Il imagine les Sicav, système de drainage de l’épargne populaire auquel son nom reste attaché.
René Monory revient au gouvernement comme ministre de l’Education de Jacques Chirac pendant la première cohabitation (1986-88), après avoir été brièvement, en 1985, président du conseil régional de Poitou-Charentes.
Il succède en 1992 à Alain Poher à la présidence du Sénat. Son mandat est marqué par la volonté de donner à l’institution une image « moderne » et « ouverte sur le monde » : création d’une division des relations internationales, création d’un service de l’informatique et du développement technologique en 1993, lancement d’un site internet en 1995.

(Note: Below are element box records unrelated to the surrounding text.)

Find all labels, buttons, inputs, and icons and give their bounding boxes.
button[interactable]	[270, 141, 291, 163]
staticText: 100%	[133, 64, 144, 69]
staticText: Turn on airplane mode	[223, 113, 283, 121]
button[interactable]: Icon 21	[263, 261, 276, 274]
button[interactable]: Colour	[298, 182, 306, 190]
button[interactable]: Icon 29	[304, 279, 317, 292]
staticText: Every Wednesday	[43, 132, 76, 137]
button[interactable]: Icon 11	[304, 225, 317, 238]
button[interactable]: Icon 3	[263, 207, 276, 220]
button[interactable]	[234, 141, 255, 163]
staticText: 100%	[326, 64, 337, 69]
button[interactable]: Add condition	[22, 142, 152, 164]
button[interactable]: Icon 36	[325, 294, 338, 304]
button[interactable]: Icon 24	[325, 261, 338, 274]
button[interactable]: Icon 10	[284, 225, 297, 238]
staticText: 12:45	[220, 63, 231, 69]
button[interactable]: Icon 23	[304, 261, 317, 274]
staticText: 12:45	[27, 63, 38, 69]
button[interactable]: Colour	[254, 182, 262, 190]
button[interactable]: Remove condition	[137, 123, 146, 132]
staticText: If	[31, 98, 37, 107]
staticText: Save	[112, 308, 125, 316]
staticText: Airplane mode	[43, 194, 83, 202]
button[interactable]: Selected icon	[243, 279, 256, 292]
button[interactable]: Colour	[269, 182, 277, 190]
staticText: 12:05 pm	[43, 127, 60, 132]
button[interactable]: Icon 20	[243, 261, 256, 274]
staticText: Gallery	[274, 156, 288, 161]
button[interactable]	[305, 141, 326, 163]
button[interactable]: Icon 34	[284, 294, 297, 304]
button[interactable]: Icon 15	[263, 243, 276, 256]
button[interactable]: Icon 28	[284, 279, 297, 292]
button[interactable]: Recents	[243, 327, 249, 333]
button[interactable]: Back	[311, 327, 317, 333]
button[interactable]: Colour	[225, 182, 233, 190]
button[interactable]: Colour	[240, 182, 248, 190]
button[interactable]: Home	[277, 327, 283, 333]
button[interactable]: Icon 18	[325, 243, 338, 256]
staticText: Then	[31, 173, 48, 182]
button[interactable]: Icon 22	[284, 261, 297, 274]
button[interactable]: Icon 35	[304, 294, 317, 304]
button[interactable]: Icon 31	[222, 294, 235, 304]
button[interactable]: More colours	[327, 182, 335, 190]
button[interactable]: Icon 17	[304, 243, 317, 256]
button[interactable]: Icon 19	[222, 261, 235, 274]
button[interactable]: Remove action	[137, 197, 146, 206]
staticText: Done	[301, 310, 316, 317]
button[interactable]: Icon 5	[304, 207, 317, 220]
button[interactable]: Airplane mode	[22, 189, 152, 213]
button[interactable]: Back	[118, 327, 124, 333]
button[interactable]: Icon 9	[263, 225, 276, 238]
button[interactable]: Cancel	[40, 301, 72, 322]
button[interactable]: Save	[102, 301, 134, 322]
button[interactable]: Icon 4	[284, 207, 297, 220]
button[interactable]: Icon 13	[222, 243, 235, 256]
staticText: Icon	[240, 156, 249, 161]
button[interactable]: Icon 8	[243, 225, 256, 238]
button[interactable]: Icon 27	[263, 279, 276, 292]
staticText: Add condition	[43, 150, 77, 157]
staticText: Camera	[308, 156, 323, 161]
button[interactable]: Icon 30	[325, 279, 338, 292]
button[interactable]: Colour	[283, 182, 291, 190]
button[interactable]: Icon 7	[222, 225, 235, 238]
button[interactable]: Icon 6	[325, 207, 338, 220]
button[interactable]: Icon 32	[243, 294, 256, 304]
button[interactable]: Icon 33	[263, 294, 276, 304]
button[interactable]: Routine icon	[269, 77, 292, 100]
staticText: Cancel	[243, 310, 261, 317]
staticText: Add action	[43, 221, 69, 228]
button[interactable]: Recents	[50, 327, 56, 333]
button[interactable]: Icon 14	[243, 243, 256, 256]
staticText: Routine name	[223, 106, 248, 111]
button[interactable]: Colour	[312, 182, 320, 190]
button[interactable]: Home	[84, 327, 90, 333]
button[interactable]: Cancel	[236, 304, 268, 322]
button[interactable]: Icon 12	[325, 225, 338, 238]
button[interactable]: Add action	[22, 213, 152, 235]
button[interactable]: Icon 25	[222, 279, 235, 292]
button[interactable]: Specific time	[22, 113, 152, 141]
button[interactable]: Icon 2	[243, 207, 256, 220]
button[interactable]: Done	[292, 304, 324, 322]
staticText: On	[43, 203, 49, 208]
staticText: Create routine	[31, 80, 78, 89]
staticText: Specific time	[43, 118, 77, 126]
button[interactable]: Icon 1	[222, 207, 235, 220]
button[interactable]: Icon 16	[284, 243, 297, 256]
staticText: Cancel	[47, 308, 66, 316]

Sa rencontre médiatisée avec Bill Gates le 5 février 1997 et ses fréquents voyages en Chine, Japon et Corée confirmeront une reconnaissance internationale d’homme politique français incontournable dans le domaine des Nouvelles technologies de l’information et de la communication (NTIC).
Mais lorsqu’il sollicite un troisième mandat en 1998, c’est le RPR Christian Poncelet qui lui est préféré.
Affaibli par la maladie, ce faux débonnaire avait pris sa retraite politique en 2004 après avoir présidé pendant 24 ans le Conseil général de la Vienne et y avoir siégé durant 43 ans. La même année, il avait quitté le Sénat où il siégeait depuis 1968, en déclarant: « J’ai décidé d’arrêter, j’ai atteint le maximum ».
Le Père du Futuroscope
La réalisation dont il était le plus fier est le Futuroscope, près de Poitiers, où il a fait pousser en plus de 20 ans un parc d’attractions et une technopole sur des champs de betteraves, créant des milliers d’emplois. Il a présidé ce parc européen de l’image de 1987 à 2000.
Existant depuis 1987, le Futuroscope est un parc d’attraction tourné vers le multimédia, ainsi que les technologies cinématographiques, audiovisuelles et robotiques du futur. Il fut crée par René Monory dans le but de « créer les conditions les plus favorables au développement d’un département rural en perte de vitesse ».
Tout autour du parc s’est implantée la technopole du Futuroscope où sont installées 160 entreprises, ainsi qu’une université regroupant 3000 étudiants, 700 chercheurs,… D’importantes matières comme l’aérodynamique, la combustion, …, mais aussi les nouvelles technologies y sont étudiées.
René Monory lance en 1996 le premier Plan internet départemental permettant d’équiper toutes les écoles primaires et maternelles ainsi que les collèges de la ville de Vienne d’un accès à internet avec un poste informatique pour 4 élèves.
« Vulgarisateur d’idées nouvelles » comme il se qualifie lui-même, René Monory a doté son département d’une véritable locomotive économique, créatrice de richesses.
Accroché à sa conviction intime de pouvoir « changer le cours des choses », l’ancien président du Sénat déclarait: « Je ne suis intéressé que par ce que je vais faire demain. Le futur se construit chaque jour. » Parole de visionnaire.